The final signal to completely move our templates away was that the marketplace failed to make payouts three months in a row.
Wrapbootstrap issues
From the early beginning, Wrapbootstrap was not focused on building great relations with its authors. For example, our own themes were reviewed for months before being approved. You can google for Wrapbootstrap issues and find lots of developers complaining about this marketplace on various forums. Lots of themes never received any feedback at all.
It seems that James Simmons, Wrapbootstrap owner, was a developer and as James says himself, he got bootstrap marketplace idea from a comment on Hacker News in 2012.
I have a feeling that James treated his marketplace more like a side project rather than a serious business: during five years no new features were added. I think Wrapbootstrap perfectly caught the wave and created the marketplace in perfect time, right when Bootstrap started to gain popularity. However, James failed to grow it into something bigger to fully leverage the opportunity.
From July to September 2018 none of the Wrapbootstrap authors were paid. Moreover, lots of people tried to contact James via email and telephone, but he did not respond. After three months of silence, he made all of the payments but did not provide any explanation for a delay. For most of the authors, this was the last straw that broke the camel’s back. Top themes like Inspinia and SmartAdmin moved to a newly created marketplace. Some authors simply shut down their themes. For us, this was also a last red flag. Since by that time we had our platform ready we moved our templates there.
Anyways, I cannot say only negative things about this marketplace: we have been successfully selling our themes during five years, lots of developers found templates and lots of template creators made a living by selling themes there.
What’s next?
Since the beginning of 2018, we have been working a lot identifying our market niche and trying to find a perfect intersection of our skillset and market demand. We think that there is a place for a truly premium themes vendor that competes with sites like Themeforest and other marketplaces on a quality basis, not price. Therefore we launched our own web store, to sell themes directly to our clients.

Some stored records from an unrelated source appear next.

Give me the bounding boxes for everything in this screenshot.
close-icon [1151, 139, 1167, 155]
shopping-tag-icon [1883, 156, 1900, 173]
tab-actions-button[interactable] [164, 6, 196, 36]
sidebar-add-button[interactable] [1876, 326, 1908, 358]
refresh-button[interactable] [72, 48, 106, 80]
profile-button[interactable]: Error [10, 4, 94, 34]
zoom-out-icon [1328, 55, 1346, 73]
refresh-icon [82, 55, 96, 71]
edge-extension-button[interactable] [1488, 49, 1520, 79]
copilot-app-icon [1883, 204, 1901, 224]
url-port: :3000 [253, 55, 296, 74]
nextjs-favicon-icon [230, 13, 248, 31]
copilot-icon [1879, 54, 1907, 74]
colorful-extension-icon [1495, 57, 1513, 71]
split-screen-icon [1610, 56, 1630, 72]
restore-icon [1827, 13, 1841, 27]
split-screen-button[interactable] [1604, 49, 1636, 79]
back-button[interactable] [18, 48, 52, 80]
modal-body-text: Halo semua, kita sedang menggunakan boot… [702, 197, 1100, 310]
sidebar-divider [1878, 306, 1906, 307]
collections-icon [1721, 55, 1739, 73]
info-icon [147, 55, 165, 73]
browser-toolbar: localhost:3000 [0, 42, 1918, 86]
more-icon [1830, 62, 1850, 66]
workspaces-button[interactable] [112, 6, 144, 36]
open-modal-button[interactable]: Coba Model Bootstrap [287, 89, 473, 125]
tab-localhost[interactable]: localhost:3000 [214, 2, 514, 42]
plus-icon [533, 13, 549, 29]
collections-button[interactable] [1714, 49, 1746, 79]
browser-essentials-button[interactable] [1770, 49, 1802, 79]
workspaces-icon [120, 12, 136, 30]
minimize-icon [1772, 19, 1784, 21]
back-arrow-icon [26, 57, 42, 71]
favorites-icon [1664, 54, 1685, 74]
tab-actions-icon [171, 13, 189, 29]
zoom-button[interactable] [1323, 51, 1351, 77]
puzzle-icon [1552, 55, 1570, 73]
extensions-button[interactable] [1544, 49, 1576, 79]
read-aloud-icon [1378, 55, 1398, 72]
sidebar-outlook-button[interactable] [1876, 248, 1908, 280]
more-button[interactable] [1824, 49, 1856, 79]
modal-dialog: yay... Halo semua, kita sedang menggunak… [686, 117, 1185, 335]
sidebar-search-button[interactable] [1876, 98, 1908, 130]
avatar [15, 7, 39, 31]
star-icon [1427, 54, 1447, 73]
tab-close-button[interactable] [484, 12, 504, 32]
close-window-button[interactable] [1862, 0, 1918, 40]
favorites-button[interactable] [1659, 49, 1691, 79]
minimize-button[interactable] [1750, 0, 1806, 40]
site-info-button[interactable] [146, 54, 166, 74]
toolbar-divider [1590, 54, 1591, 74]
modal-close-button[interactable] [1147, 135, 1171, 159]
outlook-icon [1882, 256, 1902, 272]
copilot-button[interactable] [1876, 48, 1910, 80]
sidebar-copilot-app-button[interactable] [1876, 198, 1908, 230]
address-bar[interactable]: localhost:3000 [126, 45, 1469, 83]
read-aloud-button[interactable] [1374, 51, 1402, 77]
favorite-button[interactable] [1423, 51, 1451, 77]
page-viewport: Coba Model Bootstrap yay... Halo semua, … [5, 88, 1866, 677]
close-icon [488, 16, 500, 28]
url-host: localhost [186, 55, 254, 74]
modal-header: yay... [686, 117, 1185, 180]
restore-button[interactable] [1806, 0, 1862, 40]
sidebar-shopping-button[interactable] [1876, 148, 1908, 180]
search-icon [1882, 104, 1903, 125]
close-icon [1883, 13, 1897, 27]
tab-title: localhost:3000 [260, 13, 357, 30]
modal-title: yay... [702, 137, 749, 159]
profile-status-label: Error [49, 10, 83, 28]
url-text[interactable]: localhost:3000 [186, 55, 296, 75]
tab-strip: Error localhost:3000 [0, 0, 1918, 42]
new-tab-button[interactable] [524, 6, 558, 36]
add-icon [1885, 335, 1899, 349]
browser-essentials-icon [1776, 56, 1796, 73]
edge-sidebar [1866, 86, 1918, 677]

In small research, which we held internally, we determined three key features of a successful template: a) design quality, b) amount of pages and components, c) long-term support and maintenance. So the secret sauce is clear, and that’s why we are going to steadily grow in all of these directions, building long-term relations with our clients by providing truly premium products and support. Of course, we will not be able to be perfect from the beginning, so another key ingredient is the ability to take and apply feedback from our customers. This is why we are eagerly waiting for it 😉
To be more specific, in the nearest future we plan to provide more pages for our dashboards: blog article and lists, more e-commerce pages, investment and asset management dashboards, project and contact management tools, issue trackers, etc. Also, there will be completely new products with fresh designs and maybe some UI kits.